Die Landwirte mitnehmen
Dr. Margareta Büning-Fesel ist es wichtig, in der Ernährung zwar den Fokus auf pflanzliche Produkte zu legen, Tierisches aber nicht auszuklammern. „Wir müssen die Landwirte mitnehmen“ sagt sie. Am Ende müssten alle von einer Ernährungsumstellung profitieren.
Chancen für die Landwirtschaft?Mit der Frage,
wie sich veränderte Ernährungsgewohnheiten auf die Landwirtschaft auswirken, hat sich Florian Freund vom Thünen-Institut für Marktanalyse beschäftigt. Als Grundlage für die Berechnungen verwendete das Institut die so genannte
Planetary Health Diet (PHD), eine von der EAT-Lancet-Kommission entworfene Ernährungsweise, die im Einklang mit Umwelt- und gesundheitlichen Zielen ist. Sie beinhaltet wenig tierische und vermehrt pflanzliche Lebensmittel. Das Thünen-Institut hat untersucht, welche Auswirkungen es auf die Landwirtschaft hätte, wenn die europäische Bevölkerung diese Ernährungsweise schrittweise umsetzen würde.
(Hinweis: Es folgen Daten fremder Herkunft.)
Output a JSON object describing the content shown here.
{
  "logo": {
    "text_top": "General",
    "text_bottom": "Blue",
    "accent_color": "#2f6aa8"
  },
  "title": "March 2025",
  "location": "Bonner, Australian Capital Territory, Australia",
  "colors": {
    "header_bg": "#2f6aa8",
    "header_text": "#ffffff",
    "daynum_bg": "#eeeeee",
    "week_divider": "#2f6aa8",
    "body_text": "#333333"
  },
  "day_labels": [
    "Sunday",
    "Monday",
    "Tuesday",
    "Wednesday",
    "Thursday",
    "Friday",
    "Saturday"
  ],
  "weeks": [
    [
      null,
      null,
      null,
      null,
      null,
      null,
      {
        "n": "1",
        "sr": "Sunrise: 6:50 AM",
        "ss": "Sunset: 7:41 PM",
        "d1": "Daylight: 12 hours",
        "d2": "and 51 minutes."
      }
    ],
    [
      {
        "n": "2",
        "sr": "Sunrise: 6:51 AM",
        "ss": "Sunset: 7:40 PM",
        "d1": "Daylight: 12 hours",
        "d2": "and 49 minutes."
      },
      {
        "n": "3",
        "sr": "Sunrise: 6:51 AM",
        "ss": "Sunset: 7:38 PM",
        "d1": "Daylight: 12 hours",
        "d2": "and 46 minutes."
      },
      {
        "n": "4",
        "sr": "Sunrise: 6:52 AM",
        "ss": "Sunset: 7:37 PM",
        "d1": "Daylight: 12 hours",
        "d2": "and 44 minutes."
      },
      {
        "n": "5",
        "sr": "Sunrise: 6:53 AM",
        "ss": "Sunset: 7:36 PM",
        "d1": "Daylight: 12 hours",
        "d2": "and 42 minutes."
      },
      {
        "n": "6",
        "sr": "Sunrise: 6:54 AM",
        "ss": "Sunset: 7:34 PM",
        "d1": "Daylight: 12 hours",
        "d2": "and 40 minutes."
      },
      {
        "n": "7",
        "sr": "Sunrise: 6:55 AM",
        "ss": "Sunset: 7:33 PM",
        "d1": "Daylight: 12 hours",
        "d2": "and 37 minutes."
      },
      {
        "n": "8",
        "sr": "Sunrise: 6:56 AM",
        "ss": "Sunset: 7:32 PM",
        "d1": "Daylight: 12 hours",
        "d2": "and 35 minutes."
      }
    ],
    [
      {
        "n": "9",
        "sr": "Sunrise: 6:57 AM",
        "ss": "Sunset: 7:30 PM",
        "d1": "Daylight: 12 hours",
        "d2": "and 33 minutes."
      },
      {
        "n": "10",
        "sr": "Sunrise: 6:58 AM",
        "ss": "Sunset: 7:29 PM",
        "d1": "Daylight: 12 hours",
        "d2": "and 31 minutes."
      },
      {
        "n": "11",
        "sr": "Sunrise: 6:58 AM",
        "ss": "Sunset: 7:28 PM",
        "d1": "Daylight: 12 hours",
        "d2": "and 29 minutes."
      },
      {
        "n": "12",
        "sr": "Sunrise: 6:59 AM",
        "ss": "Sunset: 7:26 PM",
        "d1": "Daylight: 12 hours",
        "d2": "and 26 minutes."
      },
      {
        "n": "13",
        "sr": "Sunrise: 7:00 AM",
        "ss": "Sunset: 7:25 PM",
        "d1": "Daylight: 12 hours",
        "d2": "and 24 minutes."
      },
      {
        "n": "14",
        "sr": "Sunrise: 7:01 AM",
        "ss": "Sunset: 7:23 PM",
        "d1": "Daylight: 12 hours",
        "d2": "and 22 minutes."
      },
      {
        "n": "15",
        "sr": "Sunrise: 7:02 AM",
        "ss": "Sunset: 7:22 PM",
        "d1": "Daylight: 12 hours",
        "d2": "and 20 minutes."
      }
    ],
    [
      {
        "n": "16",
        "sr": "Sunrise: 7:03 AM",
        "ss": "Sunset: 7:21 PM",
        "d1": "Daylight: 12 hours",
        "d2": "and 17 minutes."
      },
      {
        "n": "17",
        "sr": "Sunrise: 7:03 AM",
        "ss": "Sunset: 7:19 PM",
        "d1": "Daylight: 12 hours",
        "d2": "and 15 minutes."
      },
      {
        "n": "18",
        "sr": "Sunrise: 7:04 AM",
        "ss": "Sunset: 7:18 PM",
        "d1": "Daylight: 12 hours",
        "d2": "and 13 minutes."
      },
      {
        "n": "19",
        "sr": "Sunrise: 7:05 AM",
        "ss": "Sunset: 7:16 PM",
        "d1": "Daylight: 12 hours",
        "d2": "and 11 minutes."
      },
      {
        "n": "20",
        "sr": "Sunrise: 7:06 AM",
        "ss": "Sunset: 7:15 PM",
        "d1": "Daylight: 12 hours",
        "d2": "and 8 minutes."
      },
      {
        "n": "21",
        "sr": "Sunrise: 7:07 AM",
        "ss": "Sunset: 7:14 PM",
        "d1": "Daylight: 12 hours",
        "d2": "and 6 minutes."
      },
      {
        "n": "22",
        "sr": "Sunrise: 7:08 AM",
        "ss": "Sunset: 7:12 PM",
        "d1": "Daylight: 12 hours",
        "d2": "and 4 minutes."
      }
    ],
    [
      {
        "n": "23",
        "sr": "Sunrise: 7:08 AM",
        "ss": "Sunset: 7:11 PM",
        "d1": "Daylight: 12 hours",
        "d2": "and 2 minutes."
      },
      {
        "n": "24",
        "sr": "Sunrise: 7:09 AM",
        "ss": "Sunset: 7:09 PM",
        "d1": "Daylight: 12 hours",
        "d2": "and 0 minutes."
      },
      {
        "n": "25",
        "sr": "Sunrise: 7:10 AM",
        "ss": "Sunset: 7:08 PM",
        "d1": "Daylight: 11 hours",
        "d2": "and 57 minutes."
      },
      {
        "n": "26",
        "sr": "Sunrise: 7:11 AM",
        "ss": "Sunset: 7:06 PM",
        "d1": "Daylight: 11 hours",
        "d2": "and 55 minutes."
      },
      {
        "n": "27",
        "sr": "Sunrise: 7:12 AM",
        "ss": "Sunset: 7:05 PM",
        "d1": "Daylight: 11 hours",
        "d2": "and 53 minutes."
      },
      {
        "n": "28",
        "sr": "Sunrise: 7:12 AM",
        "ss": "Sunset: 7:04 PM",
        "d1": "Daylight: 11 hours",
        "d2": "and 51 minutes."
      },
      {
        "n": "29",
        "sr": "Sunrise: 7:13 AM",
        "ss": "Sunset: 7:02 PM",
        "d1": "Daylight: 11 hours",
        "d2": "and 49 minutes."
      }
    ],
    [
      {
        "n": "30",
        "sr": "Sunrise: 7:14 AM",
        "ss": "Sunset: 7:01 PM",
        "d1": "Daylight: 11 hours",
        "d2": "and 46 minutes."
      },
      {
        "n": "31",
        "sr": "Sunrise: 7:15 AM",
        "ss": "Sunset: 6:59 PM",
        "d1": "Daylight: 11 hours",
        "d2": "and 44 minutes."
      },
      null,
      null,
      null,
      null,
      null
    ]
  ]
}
Würde die PHD zu 30 % umgesetzt, würde das für die deutschen Landwirte im Jahr 2030 Einkommenseinbußen von gut 12 % bedeuten. Bis 2050 wäre den Berechnungen zufolge aber eine Steigerung des Einkommens um mehr als 10 % möglich. Nachteilig wirke sich die Umstellung vor allem auf Länder und Regionen mit einem hohen Anteil an Tierproduktion aus, wie den Norden und Westen Deutschlands.